L’accusé est la dernière personne connue à avoir vu Richard Oland en vie.

«Vos dépenses totales pour la période allant de janvier à juillet 2011 s’élevaient à environ 120 000 $, soit près de quatre fois vos revenus, a déclaré la procureure de la Couronne Jill Knee lors de son contre-interrogatoire, vendredi. Je suggère, M. Oland, que vous viviez au-dessus de vos moyens.»

«Oui», a répondu l’accusé.

«Ça ne pouvait pas continuer comme ça, n’est-ce pas?», a demandé Me Knee.

«Je devais soit augmenter mes revenus, soit diminuer mes dépenses (…) J’étais en train d’augmenter mes revenus», a soutenu M. Oland.

En dépit de ses ennuis financiers, M. Oland a assuré vendredi qu’il n’était pas désespéré. «Si j’avais besoin de plus d’argent, je pouvais emprunter», a-t-il indiqué.

Son père ne voulait pas l’aider

Me Knee a insisté sur la situation financière de M. Oland, suggérant que son besoin urgent de fonds contrastait énormément avec la situation financière très confortable de son père.

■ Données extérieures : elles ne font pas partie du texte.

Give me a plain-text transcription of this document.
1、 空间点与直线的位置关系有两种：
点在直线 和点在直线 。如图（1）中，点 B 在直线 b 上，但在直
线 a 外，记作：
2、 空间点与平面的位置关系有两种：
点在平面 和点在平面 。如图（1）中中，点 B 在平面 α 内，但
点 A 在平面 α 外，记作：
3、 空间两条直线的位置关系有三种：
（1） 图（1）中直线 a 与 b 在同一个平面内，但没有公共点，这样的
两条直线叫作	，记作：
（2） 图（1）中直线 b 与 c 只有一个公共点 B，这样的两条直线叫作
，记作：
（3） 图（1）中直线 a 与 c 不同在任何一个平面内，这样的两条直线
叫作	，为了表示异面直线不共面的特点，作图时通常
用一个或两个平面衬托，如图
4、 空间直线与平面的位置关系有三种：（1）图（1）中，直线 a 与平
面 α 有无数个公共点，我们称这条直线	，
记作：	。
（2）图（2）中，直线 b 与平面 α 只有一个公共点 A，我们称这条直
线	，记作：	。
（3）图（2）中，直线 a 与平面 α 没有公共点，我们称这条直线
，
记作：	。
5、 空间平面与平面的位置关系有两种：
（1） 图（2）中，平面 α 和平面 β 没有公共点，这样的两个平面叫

Entre autres choses, le multimillionnaire de 69 ans se faisait construire à fort prix un yacht de course en Espagne, a-t-elle dit, mais il refusait obstinément d’aider son fils.

«Vous étiez furieux contre Richard Oland parce qu’il n’allait pas vous sortir de là», a plaidé Me Knee.

«Non», a simplement répondu M. Oland. L’accusé a soutenu que lors de sa visite au bureau de son père , les deux hommes n’avaient pas discuté d’argent, mais de généalogie.

Me Knee a également exploré les relations tendues d’Oland avec son père, évoquant souvent son entretien avec la police du 7 juillet 2011 — le jour de la découverte du corps.

«C’était un bon père, a résumé M. Oland vendredi. Ce n’était pas le meilleur papa, mais c’était un bon papa.»

La procureure de la Couronne a aussi plaidé que l’accusé avait menti à la police sur la veste qu’il portait le jour du meurtre, et sur une troisième visite effectuée au cours d’une période d’environ une heure l’après-midi du 6 juillet 2011. M. Oland a soutenu qu’il s’agissait simplement d’erreurs et d’omissions attribuables au stress de cette journée.

Me Knee a plutôt suggéré que cette troisième visite n’avait pas été mentionnée à la police parce que c’est à ce moment-là que Dennis Oland a tué son père. «Absolument pas», a rétorqué l’accusé.

Dennis Oland avait été accusé du meurtre au deuxième degré de son père en 2013. Il a été reconnu coupable lors d’un procès devant jury en 2015, mais ce verdict a été annulé par la Cour d’appel, qui a ordonné la tenue d’un nouveau procès.

Les audiences reprennent mardi et le juge Terrence Morrison a accepté une demande de la défense de se rendre sur les lieux du crime, en après-midi. Le juge a toutefois précisé que la présence du public ne serait pas autorisée.